Лунд подождала, пока вспышка угаснет, сунула в рот жвачку.
– Нанна была твоей лучшей подругой, правильно? Я думала, ты захочешь помочь.
– Я ничего не знаю.
Перед беседой снимки были тщательно отсортированы. Ничего тревожащего. Ничего откровенного. Лунд достала самый последний кадр и показала Лизе:
– Тебе знаком этот кулон?
Черное сердце на золотой цепочке.
Лиза покачала головой:
– Похож на старинный.
– Ты никогда не видела его на Нанне?
– Нет.
– Ты уверена?
– Я уверена, уверена, уверена! – вскричала девушка. – Я видела Нанну на вечеринке. Я обняла ее.
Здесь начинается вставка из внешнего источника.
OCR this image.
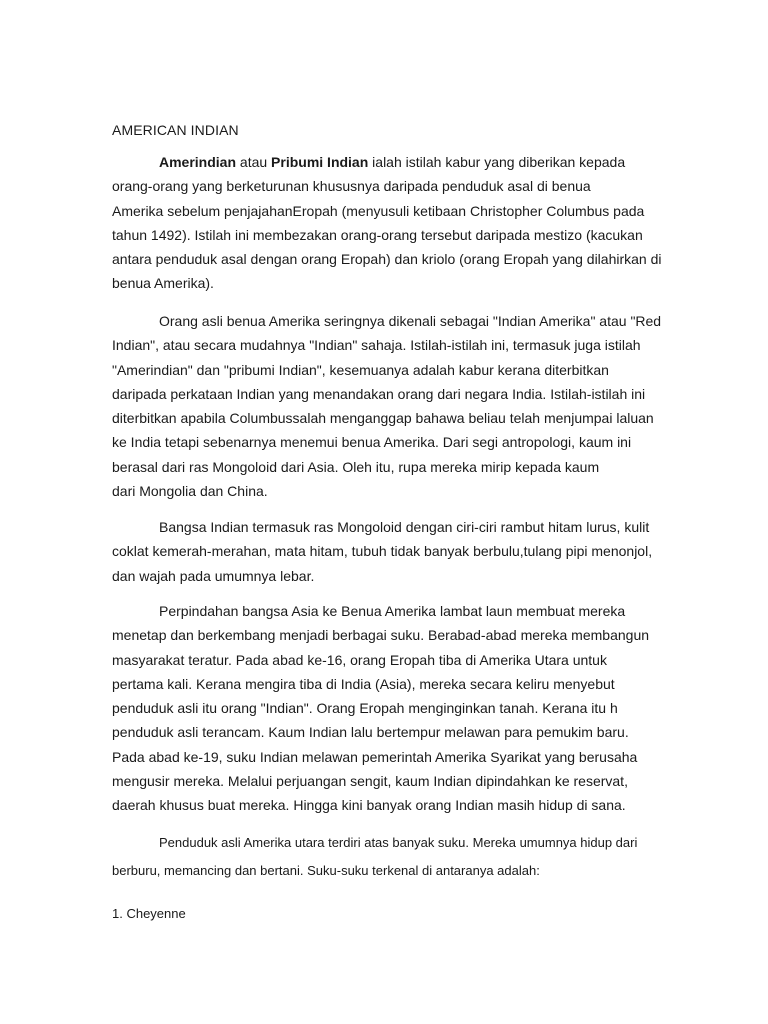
AMERICAN INDIAN
Amerindian atau Pribumi Indian ialah istilah kabur yang diberikan kepada
orang-orang yang berketurunan khususnya daripada penduduk asal di benua
Amerika sebelum penjajahanEropah (menyusuli ketibaan Christopher Columbus pada
tahun 1492). Istilah ini membezakan orang-orang tersebut daripada mestizo (kacukan
antara penduduk asal dengan orang Eropah) dan kriolo (orang Eropah yang dilahirkan di
benua Amerika).
Orang asli benua Amerika seringnya dikenali sebagai "Indian Amerika" atau "Red
Indian", atau secara mudahnya "Indian" sahaja. Istilah-istilah ini, termasuk juga istilah
"Amerindian" dan "pribumi Indian", kesemuanya adalah kabur kerana diterbitkan
daripada perkataan Indian yang menandakan orang dari negara India. Istilah-istilah ini
diterbitkan apabila Columbussalah menganggap bahawa beliau telah menjumpai laluan
ke India tetapi sebenarnya menemui benua Amerika. Dari segi antropologi, kaum ini
berasal dari ras Mongoloid dari Asia. Oleh itu, rupa mereka mirip kepada kaum
dari Mongolia dan China.
Bangsa Indian termasuk ras Mongoloid dengan ciri-ciri rambut hitam lurus, kulit
coklat kemerah-merahan, mata hitam, tubuh tidak banyak berbulu,tulang pipi menonjol,
dan wajah pada umumnya lebar.
Perpindahan bangsa Asia ke Benua Amerika lambat laun membuat mereka
menetap dan berkembang menjadi berbagai suku. Berabad-abad mereka membangun
masyarakat teratur. Pada abad ke-16, orang Eropah tiba di Amerika Utara untuk
pertama kali. Kerana mengira tiba di India (Asia), mereka secara keliru menyebut
penduduk asli itu orang "Indian". Orang Eropah menginginkan tanah. Kerana itu h
penduduk asli terancam. Kaum Indian lalu bertempur melawan para pemukim baru.
Pada abad ke-19, suku Indian melawan pemerintah Amerika Syarikat yang berusaha
mengusir mereka. Melalui perjuangan sengit, kaum Indian dipindahkan ke reservat,
daerah khusus buat mereka. Hingga kini banyak orang Indian masih hidup di sana.
Penduduk asli Amerika utara terdiri atas banyak suku. Mereka umumnya hidup dari
berburu, memancing dan bertani. Suku-suku terkenal di antaranya adalah:
1. Cheyenne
Я не знала, что вижу ее в последний раз… – Лиза Расмуссен уставилась в стол, избегая смотреть на фотоснимки, избегая смотреть на Лунд. – Я не знала, – повторила она.
– Я проверила, – сказала Риэ Скоугор. – Люнге не состоит в нашей партии. Он был временным работником от агентства, к которому мы обращались пару раз. Его мог нанять кто угодно.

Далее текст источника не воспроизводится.